Newly promoted Brig. Gen. Robert Powell will serve as a deputy commanding general of cyber for the 335th Signal Command, specializing in overseeing the unit’s cyber activities, according to a news release from the Army. Powell has a long history in the Army Signal Corps and cyber-related units, most recently commanding the U.S. Army Reserve Cyber Protection Brigade from 2016 to 2019.
The military has seen its reserve components’ cyber capabilities as one option to enhance cyber-readiness, hoping to lean on members of the military who have left full-time service but can still offer their technical expertise as reservists. The Marine Corps also recently announced plans for more reserve units focused on network security.
“[Powell] is the first United States Army Reserve General Officer to come from the cyber branch,” said Maj. Gen. Stephen Hager, who led Powell’s promotion ceremony in December. “That is significant since it demonstrates to our younger troops that there is a path to general officership.”
Many of the military’s highest-ranking generals come from combat roles — less often from IT or cyber. In a recent opinion piece, the former chief learning officer of the Navy criticized the over-representation of combat officers in the upper echelons of the military, saying it posed a threat to the effectiveness and cybersecurity of the armed forces.

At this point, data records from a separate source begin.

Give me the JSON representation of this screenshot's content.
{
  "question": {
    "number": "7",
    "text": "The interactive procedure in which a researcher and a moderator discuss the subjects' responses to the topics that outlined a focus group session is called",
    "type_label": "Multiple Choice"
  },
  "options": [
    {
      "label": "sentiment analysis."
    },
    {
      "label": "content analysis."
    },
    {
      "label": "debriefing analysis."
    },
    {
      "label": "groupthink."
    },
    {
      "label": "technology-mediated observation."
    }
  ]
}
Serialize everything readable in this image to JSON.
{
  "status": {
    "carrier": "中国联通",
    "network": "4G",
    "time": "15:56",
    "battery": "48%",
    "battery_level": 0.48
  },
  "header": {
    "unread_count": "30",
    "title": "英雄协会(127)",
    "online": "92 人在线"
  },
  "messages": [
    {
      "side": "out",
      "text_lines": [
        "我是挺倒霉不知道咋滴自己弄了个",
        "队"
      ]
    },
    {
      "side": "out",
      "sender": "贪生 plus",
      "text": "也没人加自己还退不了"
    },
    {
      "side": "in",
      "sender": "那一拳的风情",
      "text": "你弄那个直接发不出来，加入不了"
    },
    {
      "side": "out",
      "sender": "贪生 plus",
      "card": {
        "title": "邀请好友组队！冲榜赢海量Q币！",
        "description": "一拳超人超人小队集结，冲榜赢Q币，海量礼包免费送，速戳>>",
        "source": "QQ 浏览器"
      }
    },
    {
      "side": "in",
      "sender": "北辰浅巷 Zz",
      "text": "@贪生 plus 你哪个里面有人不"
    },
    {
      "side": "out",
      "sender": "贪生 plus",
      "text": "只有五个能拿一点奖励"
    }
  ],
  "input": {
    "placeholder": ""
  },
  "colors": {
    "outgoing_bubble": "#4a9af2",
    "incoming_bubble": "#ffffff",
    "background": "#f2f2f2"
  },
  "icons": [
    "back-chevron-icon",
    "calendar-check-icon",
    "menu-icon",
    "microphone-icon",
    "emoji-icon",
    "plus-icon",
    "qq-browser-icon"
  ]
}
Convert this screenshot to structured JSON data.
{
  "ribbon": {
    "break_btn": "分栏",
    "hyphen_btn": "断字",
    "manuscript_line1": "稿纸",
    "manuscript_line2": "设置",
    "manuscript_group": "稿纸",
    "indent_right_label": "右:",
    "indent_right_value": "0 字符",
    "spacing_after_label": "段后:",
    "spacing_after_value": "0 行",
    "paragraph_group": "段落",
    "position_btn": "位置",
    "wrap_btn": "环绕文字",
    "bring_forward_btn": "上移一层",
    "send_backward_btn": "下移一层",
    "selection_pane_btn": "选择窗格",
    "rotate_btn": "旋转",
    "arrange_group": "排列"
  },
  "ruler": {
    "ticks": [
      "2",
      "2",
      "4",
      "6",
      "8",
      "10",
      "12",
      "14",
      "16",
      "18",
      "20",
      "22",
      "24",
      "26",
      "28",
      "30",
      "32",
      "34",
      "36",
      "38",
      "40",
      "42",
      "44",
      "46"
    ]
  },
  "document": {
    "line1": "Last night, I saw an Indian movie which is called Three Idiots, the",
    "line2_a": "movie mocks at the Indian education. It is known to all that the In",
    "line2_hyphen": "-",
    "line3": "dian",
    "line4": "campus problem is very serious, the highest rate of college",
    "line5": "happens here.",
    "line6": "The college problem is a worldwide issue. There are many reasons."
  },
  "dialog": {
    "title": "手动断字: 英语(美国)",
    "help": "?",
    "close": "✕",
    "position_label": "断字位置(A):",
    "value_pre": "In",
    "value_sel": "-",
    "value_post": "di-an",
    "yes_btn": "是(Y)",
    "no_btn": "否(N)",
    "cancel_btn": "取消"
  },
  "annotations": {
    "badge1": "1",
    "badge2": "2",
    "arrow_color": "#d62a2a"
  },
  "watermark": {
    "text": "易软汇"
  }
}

In a speech during his promotion ceremony, Powell stressed the importance for general officers to have cyber experience as the Army puts greater emphasis on cybersecurity operations and information warfare.
“It was very evident in my time at Fort Meade that information warfare is growing in complexity, and we must continue to move in a direction to address these challenges,” Powell said during the ceremony.
Being a general in the Army Reserve is a major achievement in its own right, with only 130 currently serving at that level.
“The jump from colonel to flag officer is a very competitive endeavor,” Hager said.